本と植物と日常

本を読んだり、訳したり、植物に水をやったりの日々…。

ポーランド最後の国王の伝記が届く

小訳『ポーランド問題について』の出版間際になって、Amazon に注文していた『The Last King of Poland』(2020, Weidenfeld & Nicolson)が届いた。内容は、タイトルのとおり、ポーランド最後の国王スタニスワフ2世(1732年~98年、在位1764年~95年)の伝記。

18世紀までのポーランドは、貴族の投票で国王を選ぶ選挙王政の国家だった。スタニスワフ2世はロシアの女帝エカチェリーナ2世の元愛人で、ポーランドを属国化するために彼女によって担ぎ出された人物。
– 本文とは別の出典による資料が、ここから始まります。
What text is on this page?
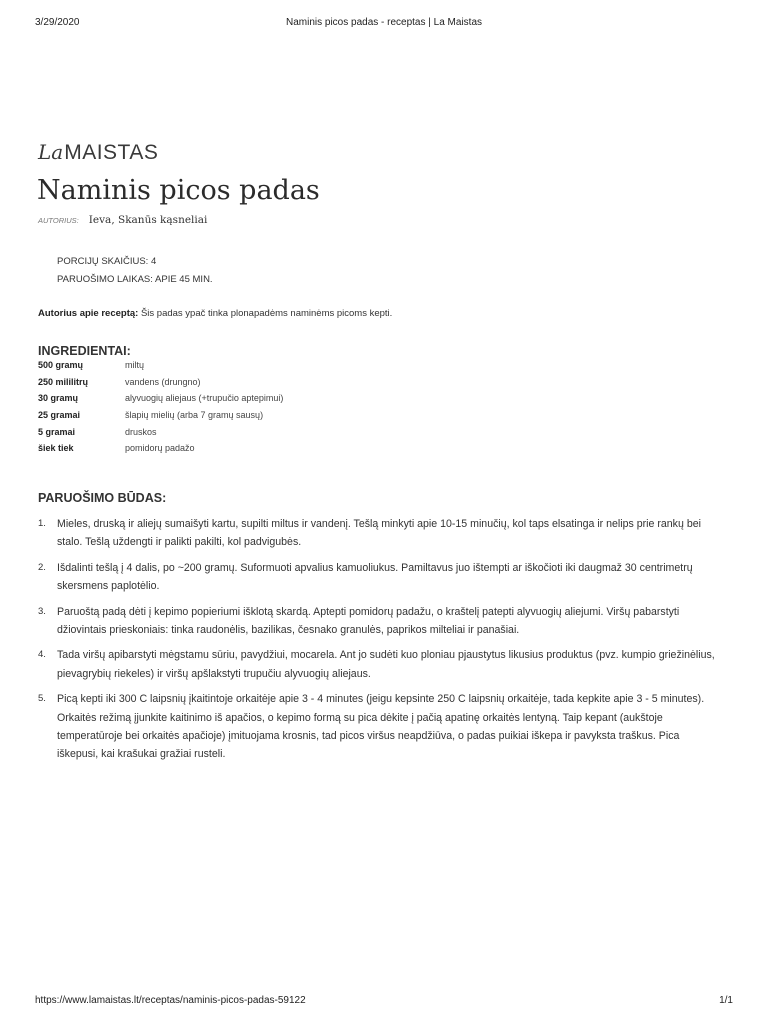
3/29/2020	Naminis picos padas - receptas | La Maistas
La MAISTAS
Naminis picos padas
AUTORIUS: Ieva, Skanūs kąsneliai
PORCIJŲ SKAIČIUS: 4
PARUOŠIMO LAIKAS: APIE 45 MIN.
Autorius apie receptą: Šis padas ypač tinka plonapadėms naminėms picoms kepti.
INGREDIENTAI:
500 gramų	miltų
250 mililitrų	vandens (drungno)
30 gramų	alyvuogių aliejaus (+trupučio aptepimui)
25 gramai	šlapių mielių (arba 7 gramų sausų)
5 gramai	druskos
šiek tiek	pomidorų padažo
PARUOŠIMO BŪDAS:
1. Mieles, druską ir aliejų sumaišyti kartu, supilti miltus ir vandenį. Tešlą minkyti apie 10-15 minučių, kol taps elsatinga ir nelips prie rankų bei stalo. Tešlą uždengti ir palikti pakilti, kol padvigubės.
2. Išdalinti tešlą į 4 dalis, po ~200 gramų. Suformuoti apvalius kamuoliukus. Pamiltavus juo ištempti ar iškočioti iki daugmaž 30 centrimetrų skersmens paplotėlio.
3. Paruoštą padą dėti į kepimo popieriumi išklotą skardą. Aptepti pomidorų padažu, o kraštelį patepti alyvuogių aliejumi. Viršų pabarstyti džiovintais prieskoniais: tinka raudonėlis, bazilikas, česnako granulės, paprikos milteliai ir panašiai.
4. Tada viršų apibarstyti mėgstamu sūriu, pavydžiui, mocarela. Ant jo sudėti kuo ploniau pjaustytus likusius produktus (pvz. kumpio griežinėlius, pievagrybių riekeles) ir viršų apšlakstyti trupučiu alyvuogių aliejaus.
5. Picą kepti iki 300 C laipsnių įkaitintoje orkaitėje apie 3 - 4 minutes (jeigu kepsinte 250 C laipsnių orkaitėje, tada kepkite apie 3 - 5 minutes). Orkaitės režimą įjunkite kaitinimo iš apačios, o kepimo formą su pica dėkite į pačią apatinę orkaitės lentyną. Taip kepant (aukštoje temperatūroje bei orkaitės apačioje) įmituojama krosnis, tad picos viršus neapdžiūva, o padas puikiai iškepa ir pavyksta traškus. Pica iškepusi, kai krašukai gražiai rusteli.
https://www.lamaistas.lt/receptas/naminis-picos-padas-59122	1/1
このため彼には最初から国王としての権威がなく、貴族の反乱と、ロシア、プロイセンの軍事介入という大混乱を招き、しまいに国土が分割されてポーランドは消滅してしまう。その国家の終焉の当事者について詳しく記したのがこの作品だ。 

著者はポーランド系でイギリスで活動しているフリーの歴史家アダム・ザモイスキ(Adam Zamoyski)。初版は1992年で、私が入手したのはその新版。A5変形版で550頁もある、かなり分厚い労作だ。

ポーランド最後の国王・スタニスワフ2世の詳細な伝記

私の翻訳作品は第一次国家分割直後の1776年のポーランドが舞台で、スタニスワフ2世の在世中のことなので、この本のなかには、もちろん私の訳書の著者についても記されているし、よく読むと、私が訳した本からの引用も載っている。

この本によってポーランド史や翻訳についての私の大きな認識が変わることはなさそうだが、もし少し前にこの本を入手していたら、訳註や解説は少し変わっていたかもしれない。ただ、国外の本について研究したり翻訳したりしていると、こうしたタイミングのずれはどうしても出てくるので、この本に書かれていることは、次にまたポーランド関係の翻訳をするときに利用しようと思う。

著者ザモイスキの両親はポーランド貴族で、1939年、ポーランドがドイツとソビエトに分割された際に国外に逃れ、アダム・ザモイスキ自身はニューヨークで生まれたという。この作品以外にショパンの伝記なども書いており、今月『ショパン プリンス・オブ・ザ・ロマンティックス』が出版される(大西直樹、楠原祥子訳、音楽之友社)。